2018 A to Z challenge

V is for Villains

My theme for this A to Z Challenge is Everything I Love about Writing. Well, here’s a little secret for you, I don’t really like villains. I write and read to get away from the real world and all of its sorrow. There are even movies that I refuse to watch because they end sadly, Steel Magnolias and Love is a Many Splendored Thing to name just a couple. However, without a villain, something for good to strive against, many books and movies would not exist. After all, can you imagine Lord of the Rings without Sauron? Makes the whole series kinda moot, doesn’t it?

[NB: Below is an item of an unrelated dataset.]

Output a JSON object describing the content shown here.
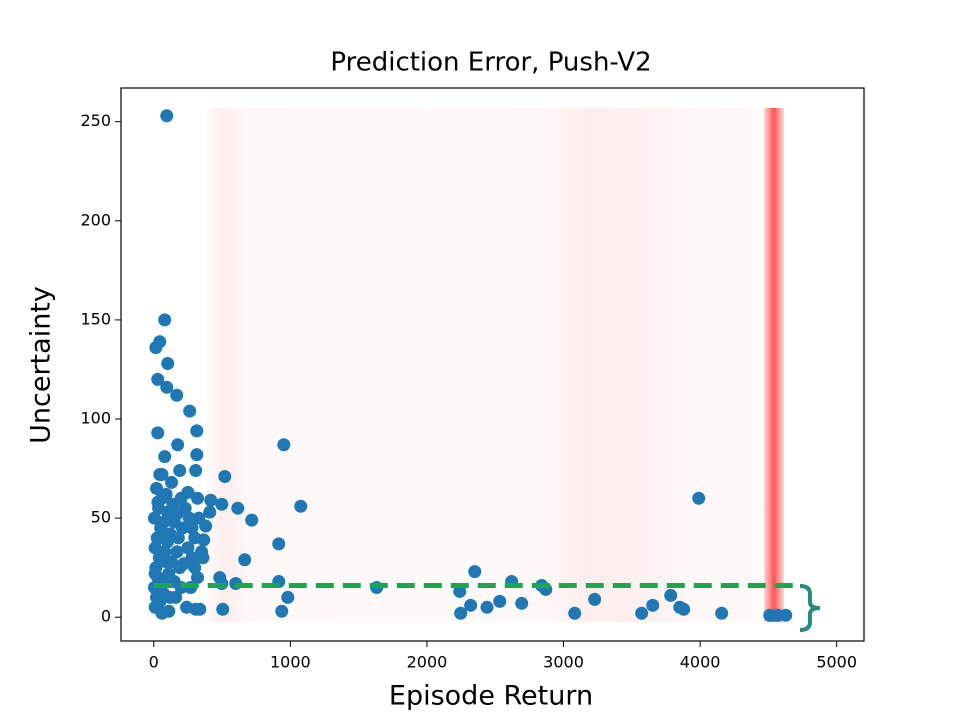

In the series I’m currently writing, The Seeker Files, it is a fantasy/mystery series. Most mysteries need a bad guy, not all, but most. A little bit of a sneak peak, but there will be a villain through the entire six books series. So, in my mind, what do I think about when writing about villains?

 

Here are the top 3 things:

 

  1. No villain is one hundred percent evil

Lilo explaining

Even though it would be easier if the villain was just pure evil, that is not the case. No one is ever entirely good or entirely bad. Both of these things will cause people to put aside a book or turn off a movie because they can’t relate. After all, how can one relate to pure light or pure darkness? Our world is filled with different degrees of grayness, that is what makes us human. Villains are still human to some degree, so to make them pure evil is doing your story a disservice.

 

  1. Every villain has a backstory

 

Villains don’t just appear out of nowhere. They have parents and childhoods. They might have had pets and friends. They have foods that they prefer to eat and clothes that they like to wear. They have all the quirks that every person living has. Some people are born sociopaths, that is true, but they can still feel emotion even if it’s just a burning desire to take things for themselves. Their backstory might even contain what made them turn into villains. Maybe they had abusive parents or a drug habit. Maybe they are adrenaline junkies that need to keep getting more extreme to feel that rush. Who knows? But next time you’re reading, take a moment to think about what might’ve caused them to be the villains that they are.

 

  1. Villains are the heroes of their own stories

A villain is not a villain to themselves. They may know that they are opposed to the ‘good guys’, but they do not believe that they are in the wrong. For example, think of Ursula in A Little Mermaid. She believes that she is helping the merfolk even as she is taking advantage of them. The villain might have even started out as a good guy, only to get twisted over to evil as he does his journey. Anakin from Star Wars is a prime example of that. His worry for Padme, a noble thing, got so twisted around that he ended up becoming Darth Vader.